Face à la hausse continue des prix du carburant, le gouvernement est sommé d'agir. (Photo: Jon Nazca via Reuters)
Face à la hausse continue des prix du carburant, le gouvernement est sommé d'agir. (Photo: Jon Nazca via Reuters)

CARBURANTS - La hausse des prix du carburant n’en finit pas. Et trois mois après l’annonce d’une indemnité inflation exceptionnelle de 100 euros pour les Français gagnant moins de 2000 euros net par mois, ce chèque qu’ont reçu ou que vont recevoir les 38 millions de personnes concernées paraît bien insuffisant.

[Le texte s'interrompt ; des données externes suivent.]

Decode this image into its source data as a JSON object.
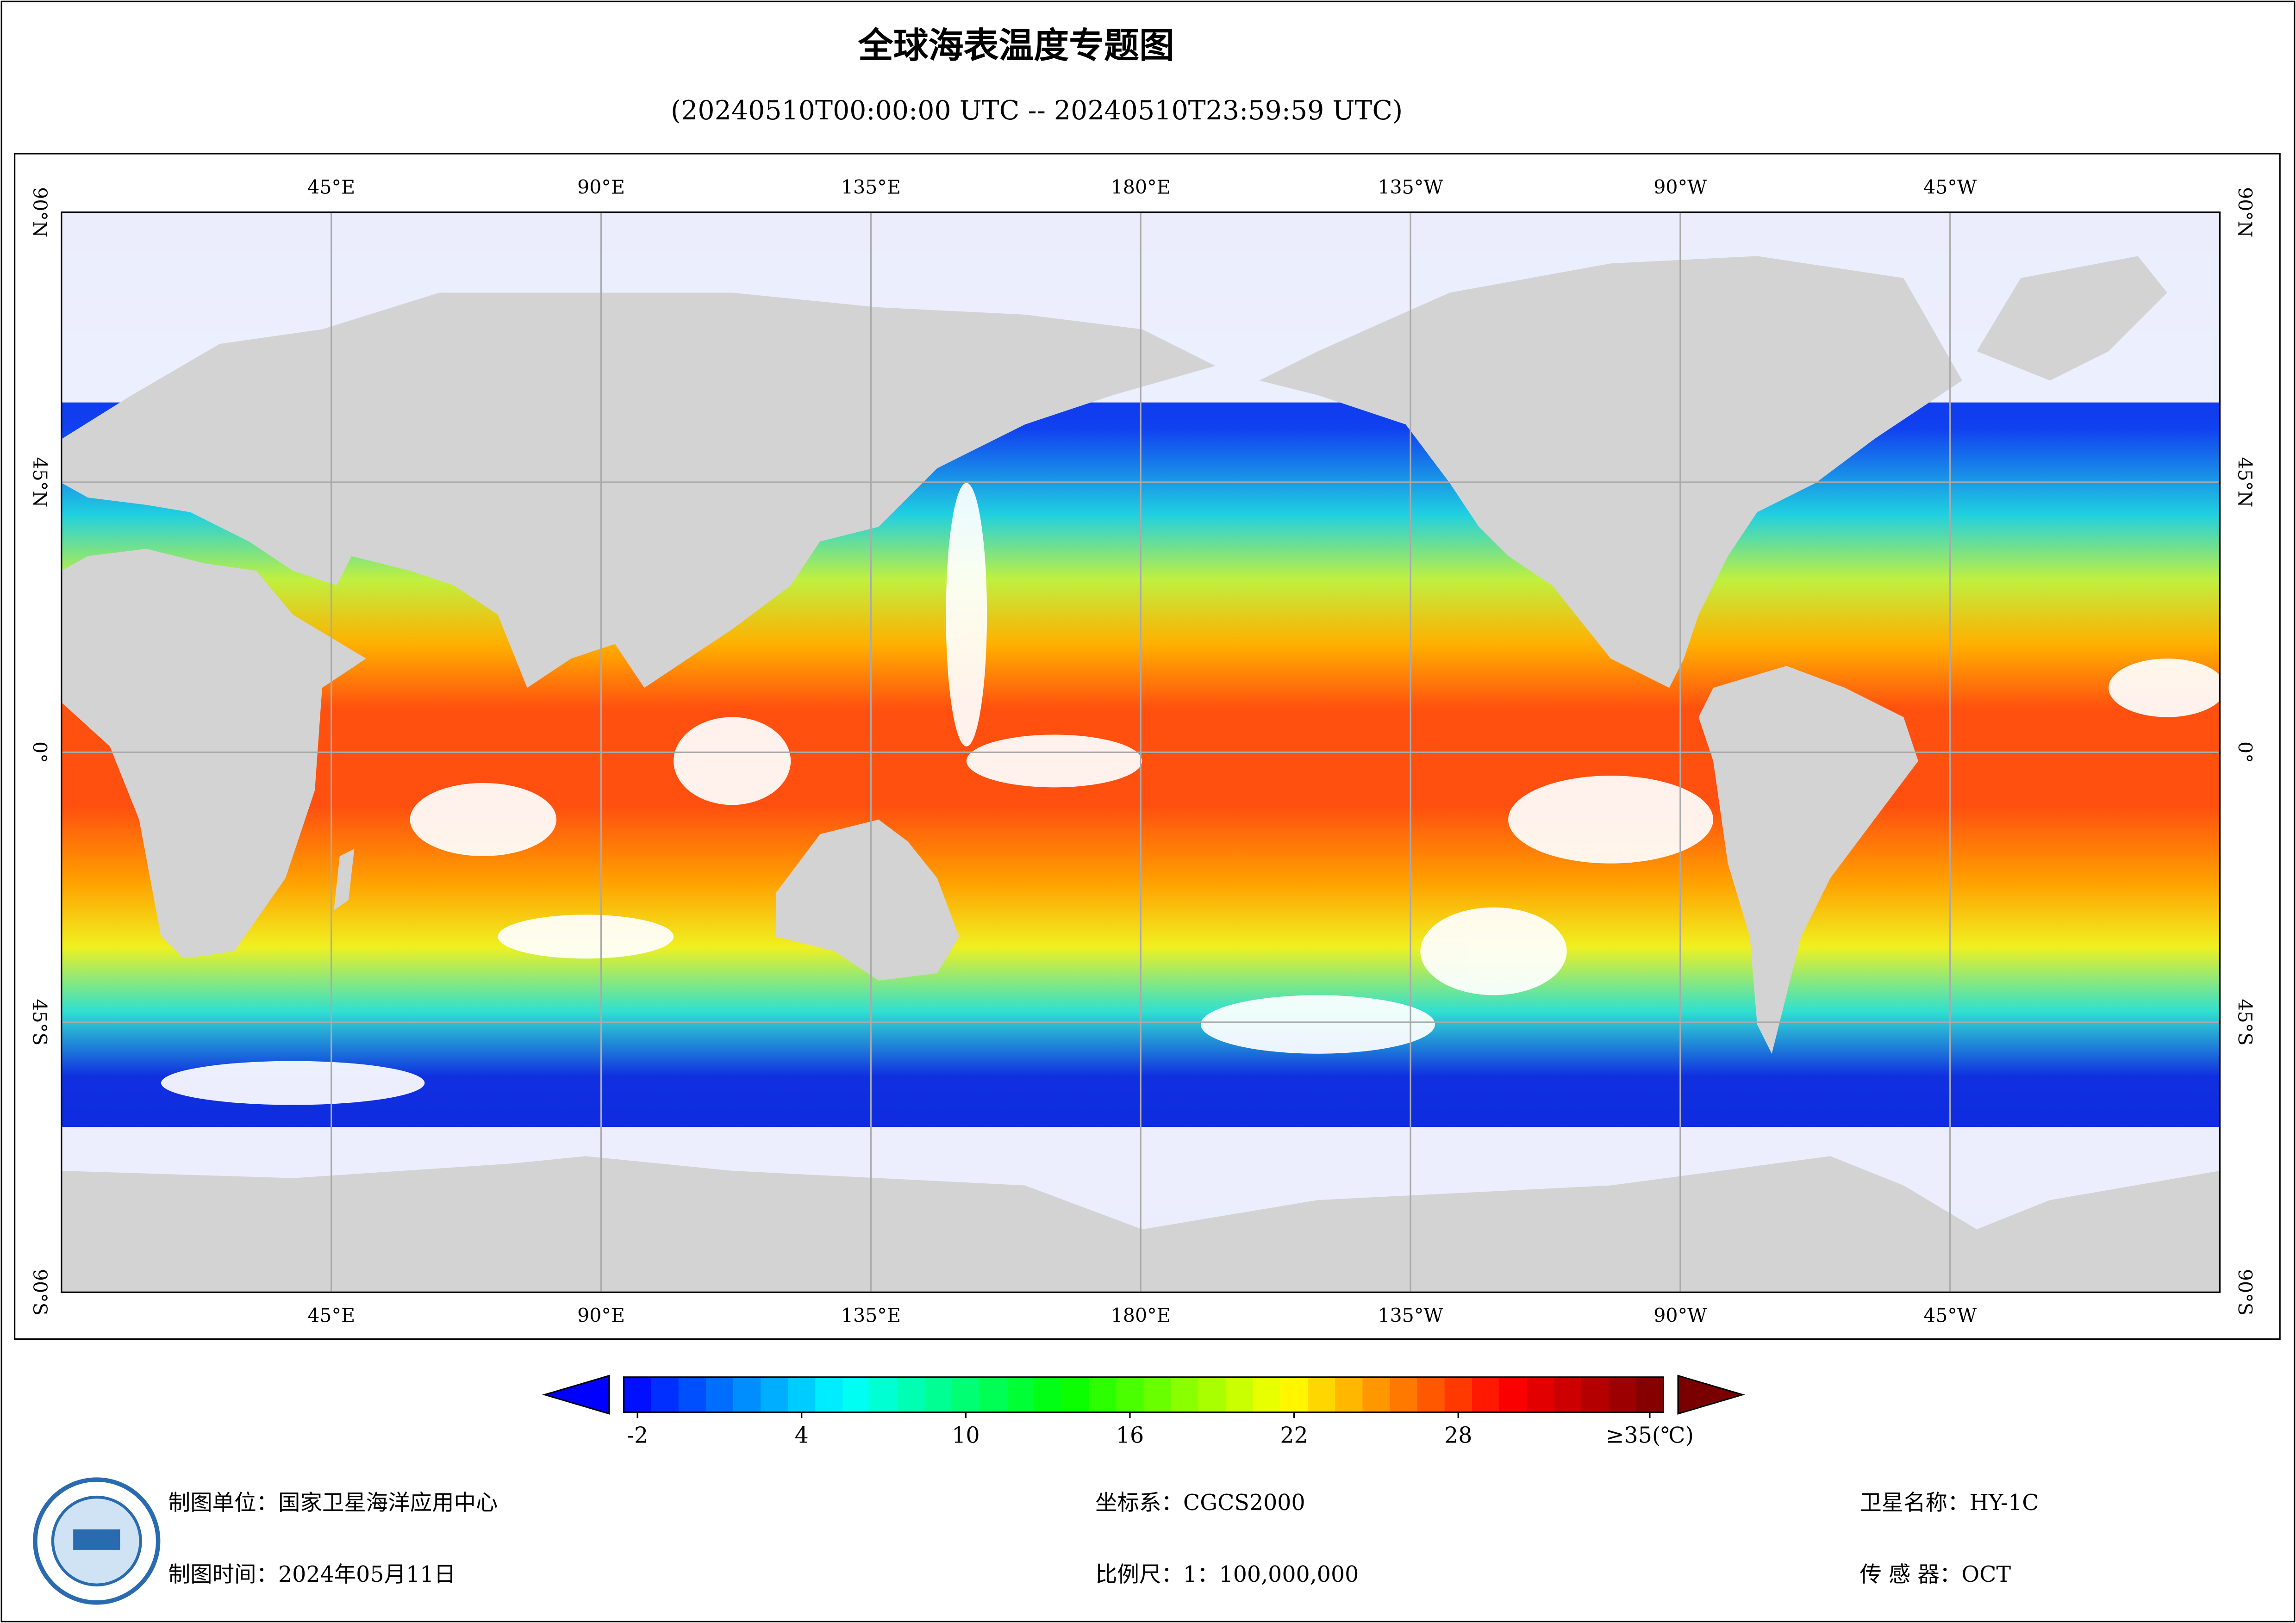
{
  "header": {
    "title": "全球海表温度专题图",
    "subtitle": "(20240510T00:00:00 UTC -- 20240510T23:59:59 UTC)"
  },
  "map": {
    "xlim": [
      0,
      360
    ],
    "ylim": [
      -90,
      90
    ],
    "lon_ticks": [
      {
        "value": 45,
        "label": "45°E"
      },
      {
        "value": 90,
        "label": "90°E"
      },
      {
        "value": 135,
        "label": "135°E"
      },
      {
        "value": 180,
        "label": "180°E"
      },
      {
        "value": 225,
        "label": "135°W"
      },
      {
        "value": 270,
        "label": "90°W"
      },
      {
        "value": 315,
        "label": "45°W"
      }
    ],
    "lat_ticks": [
      {
        "value": 90,
        "label": "90°N"
      },
      {
        "value": 45,
        "label": "45°N"
      },
      {
        "value": 0,
        "label": "0°"
      },
      {
        "value": -45,
        "label": "45°S"
      },
      {
        "value": -90,
        "label": "90°S"
      }
    ]
  },
  "colorbar": {
    "lim": [
      -2.5,
      35.5
    ],
    "ticks": [
      -2,
      4,
      10,
      16,
      22,
      28,
      {
        "value": 35,
        "label": "≥35(℃)"
      }
    ]
  },
  "footer": {
    "unit": "制图单位：国家卫星海洋应用中心",
    "date": "制图时间：2024年05月11日",
    "crs": "坐标系：CGCS2000",
    "scale": "比例尺：1：100,000,000",
    "satellite": "卫星名称：HY-1C",
    "sensor": "传 感 器：OCT"
  }
}
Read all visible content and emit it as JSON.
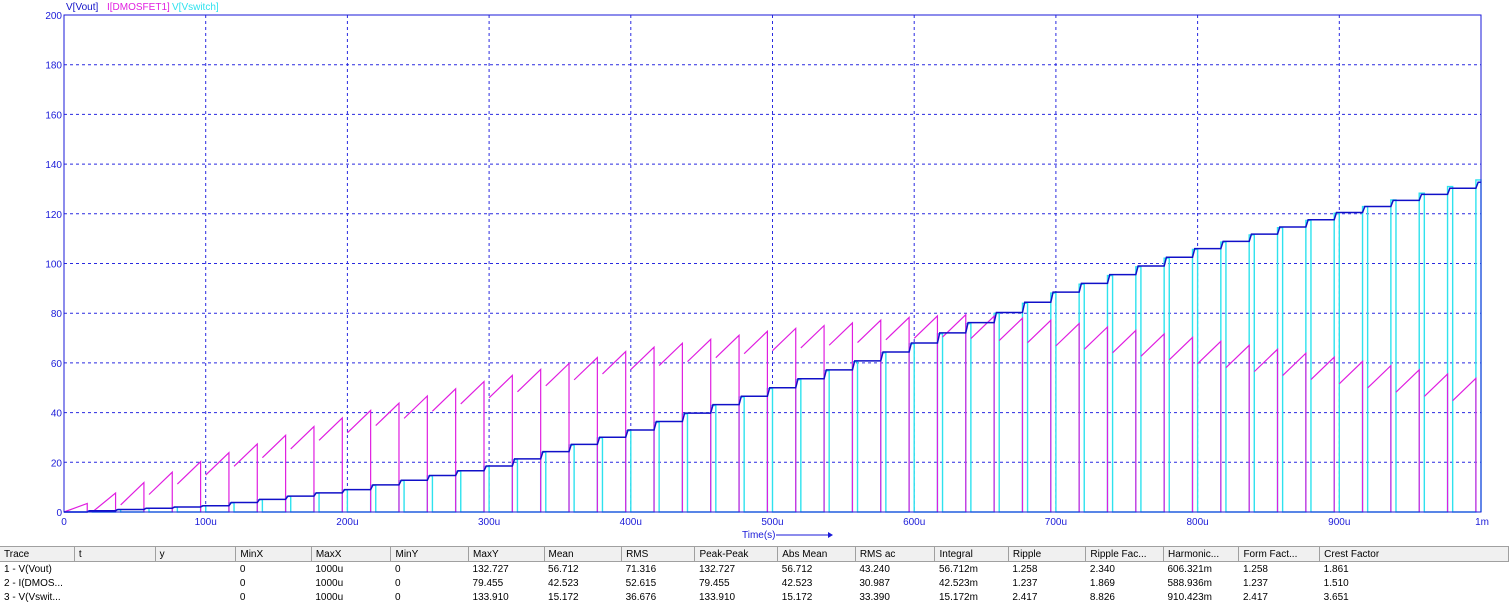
{
  "chart_data": {
    "type": "line",
    "xlabel": "Time(s)",
    "xlim": [
      0,
      1000
    ],
    "ylim": [
      0,
      200
    ],
    "x_ticks": [
      "0",
      "100u",
      "200u",
      "300u",
      "400u",
      "500u",
      "600u",
      "700u",
      "800u",
      "900u",
      "1m"
    ],
    "y_ticks": [
      "0",
      "20",
      "40",
      "60",
      "80",
      "100",
      "120",
      "140",
      "160",
      "180",
      "200"
    ],
    "grid": true,
    "legend_position": "top-left",
    "x_unit": "us",
    "switch_period": 20,
    "series": [
      {
        "name": "V[Vout]",
        "color": "#1010c8",
        "style": "staircase",
        "envelope_x": [
          0,
          100,
          200,
          300,
          400,
          500,
          600,
          700,
          800,
          900,
          1000
        ],
        "envelope_y": [
          0,
          2.5,
          9,
          18.5,
          33,
          50,
          68,
          88.5,
          106,
          120.5,
          132.7
        ]
      },
      {
        "name": "I[DMOSFET1]",
        "color": "#e01ee0",
        "style": "sawtooth",
        "envelope_x": [
          0,
          100,
          200,
          300,
          400,
          500,
          600,
          640,
          700,
          800,
          900,
          1000
        ],
        "envelope_y": [
          0,
          21,
          38.5,
          53,
          65,
          73,
          78.5,
          79.5,
          77,
          70,
          62,
          53.5
        ]
      },
      {
        "name": "V[Vswitch]",
        "color": "#2ee2ee",
        "style": "pulse",
        "envelope_x": [
          0,
          100,
          200,
          300,
          400,
          500,
          600,
          700,
          800,
          900,
          1000
        ],
        "envelope_y": [
          0,
          2.5,
          9,
          18.5,
          33,
          50,
          68,
          88.5,
          106,
          120.5,
          133.9
        ]
      }
    ]
  },
  "stats": {
    "headers": [
      "Trace",
      "t",
      "y",
      "MinX",
      "MaxX",
      "MinY",
      "MaxY",
      "Mean",
      "RMS",
      "Peak-Peak",
      "Abs Mean",
      "RMS ac",
      "Integral",
      "Ripple",
      "Ripple Fac...",
      "Harmonic...",
      "Form Fact...",
      "Crest Factor"
    ],
    "rows": [
      [
        "1 - V(Vout)",
        "",
        "",
        "0",
        "1000u",
        "0",
        "132.727",
        "56.712",
        "71.316",
        "132.727",
        "56.712",
        "43.240",
        "56.712m",
        "1.258",
        "2.340",
        "606.321m",
        "1.258",
        "1.861"
      ],
      [
        "2 - I(DMOS...",
        "",
        "",
        "0",
        "1000u",
        "0",
        "79.455",
        "42.523",
        "52.615",
        "79.455",
        "42.523",
        "30.987",
        "42.523m",
        "1.237",
        "1.869",
        "588.936m",
        "1.237",
        "1.510"
      ],
      [
        "3 - V(Vswit...",
        "",
        "",
        "0",
        "1000u",
        "0",
        "133.910",
        "15.172",
        "36.676",
        "133.910",
        "15.172",
        "33.390",
        "15.172m",
        "2.417",
        "8.826",
        "910.423m",
        "2.417",
        "3.651"
      ]
    ]
  }
}
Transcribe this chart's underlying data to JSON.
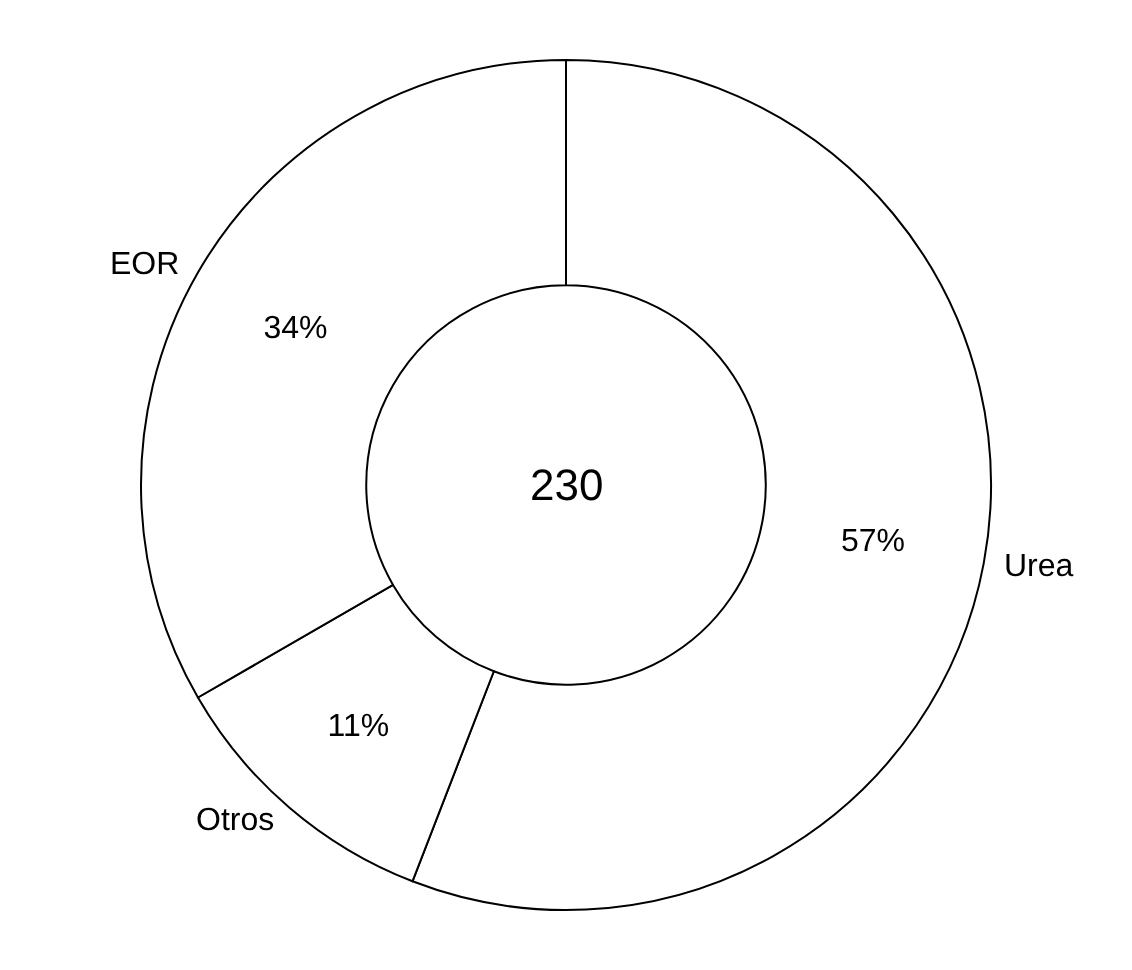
{
  "chart_data": {
    "type": "donut",
    "categories": [
      "Urea",
      "Otros",
      "EOR"
    ],
    "values": [
      57,
      11,
      34
    ],
    "colors": [
      "#ffffff",
      "#ffffff",
      "#ffffff"
    ],
    "value_labels": [
      "57%",
      "11%",
      "34%"
    ],
    "annotations": [
      "230"
    ]
  }
}
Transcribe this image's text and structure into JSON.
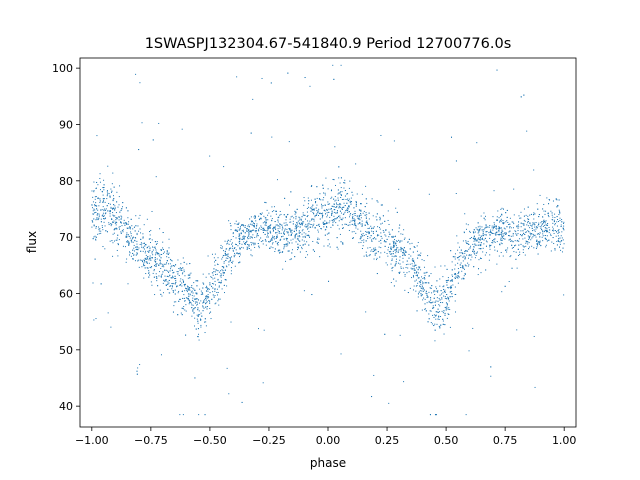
{
  "chart_data": {
    "type": "scatter",
    "title": "1SWASPJ132304.67-541840.9 Period 12700776.0s",
    "xlabel": "phase",
    "ylabel": "flux",
    "xlim": [
      -1.05,
      1.05
    ],
    "ylim": [
      36.3,
      101.8
    ],
    "x_ticks": [
      -1.0,
      -0.75,
      -0.5,
      -0.25,
      0.0,
      0.25,
      0.5,
      0.75,
      1.0
    ],
    "x_tick_labels": [
      "−1.00",
      "−0.75",
      "−0.50",
      "−0.25",
      "0.00",
      "0.25",
      "0.50",
      "0.75",
      "1.00"
    ],
    "y_ticks": [
      40,
      50,
      60,
      70,
      80,
      90,
      100
    ],
    "y_tick_labels": [
      "40",
      "50",
      "60",
      "70",
      "80",
      "90",
      "100"
    ],
    "grid": false,
    "legend": "none",
    "marker_color": "#1f77b4",
    "series": [
      {
        "values_description_free": true,
        "phase": [
          -1.0,
          -0.95,
          -0.9,
          -0.85,
          -0.8,
          -0.75,
          -0.7,
          -0.65,
          -0.6,
          -0.55,
          -0.5,
          -0.45,
          -0.4,
          -0.35,
          -0.3,
          -0.25,
          -0.2,
          -0.15,
          -0.1,
          -0.05,
          0.0,
          0.05,
          0.1,
          0.15,
          0.2,
          0.25,
          0.3,
          0.35,
          0.4,
          0.45,
          0.5,
          0.55,
          0.6,
          0.65,
          0.7,
          0.75,
          0.8,
          0.85,
          0.9,
          0.95,
          1.0
        ],
        "flux_median": [
          73.5,
          75.0,
          73.5,
          70.5,
          68.5,
          67.0,
          65.0,
          63.0,
          61.0,
          57.5,
          59.5,
          64.0,
          68.5,
          70.5,
          71.0,
          71.5,
          71.0,
          70.5,
          72.0,
          73.5,
          74.0,
          75.0,
          73.5,
          72.0,
          69.5,
          69.5,
          67.5,
          65.5,
          62.0,
          57.5,
          59.5,
          64.5,
          68.0,
          70.0,
          71.0,
          71.0,
          70.0,
          70.5,
          71.5,
          72.0,
          71.0
        ],
        "flux_spread": [
          5.5,
          5.5,
          5.0,
          4.5,
          4.5,
          4.5,
          4.5,
          4.5,
          4.5,
          5.0,
          5.0,
          4.5,
          4.0,
          3.5,
          3.5,
          3.5,
          3.5,
          3.5,
          4.0,
          4.5,
          5.0,
          5.0,
          4.5,
          4.5,
          4.5,
          4.5,
          4.5,
          4.5,
          4.5,
          5.0,
          5.0,
          4.5,
          4.0,
          3.5,
          3.5,
          3.5,
          3.5,
          3.5,
          4.0,
          4.5,
          5.0
        ]
      }
    ]
  }
}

Mi-janvier, le prix du litre d’essence SP95 est passé à 1,72 euro, le litre de gazole 1,65 euro, soit des chiffres supérieurs à ceux ayant déclenché la crise des gilets jaunes en 2018. Le sujet est d’autant plus sensible que l’élection présidentielle aura lieu dans moins de trois mois. Jean Castex doit d’ailleurs s’entretenir ce mardi avec Bruno Le Maire pour envisager un nouveau geste à destination des automobilistes français. Celui-ci pourrait concerner le forfait kilométrique (voir sous le graphique).

Plusieurs potentielles solutions sont déjà évoquées par les candidats à l’élection présidentielle afin de donner un coup de pouce aux ménages. Le HuffPost fait un tour d’horizon de ces propositions, et précise les avantages et les inconvénients de chacune de ces mesures.

Le candidat d’extrême droite, Éric Zemmour, prône une intervention des entreprises. “Nous, urbains, nous avons nos titres de transport déjà payés à moitié par les employeurs. Mais il y a 8 millions de salariés français qui vont en voiture à leur travail. Je propose que leur tarif kilométrique soit payé à moitié par les patrons”, a-t-il déclaré sur BFMTV et RMC. Sa proposition est proche de celle de Valérie Pécresse, la candidate LR à la présidentielle. Elle indiquait en octobre dernier vouloir relever le barème kilométrique pris en charge par l’employeur.

Avantage de cette mesure, les automobilistes seront en partie remboursés de leurs dépenses en carburant. Relever le barème kilométrique est d’ailleurs l’option privilégiée par le ministère de l’Économie, selon Le Parisien. Concrètement, les automobilistes qui déclarent leurs frais réels liés aux déplacements professionnels lors de leur déclaration d’imposition obtiennent une baisse d’impôt.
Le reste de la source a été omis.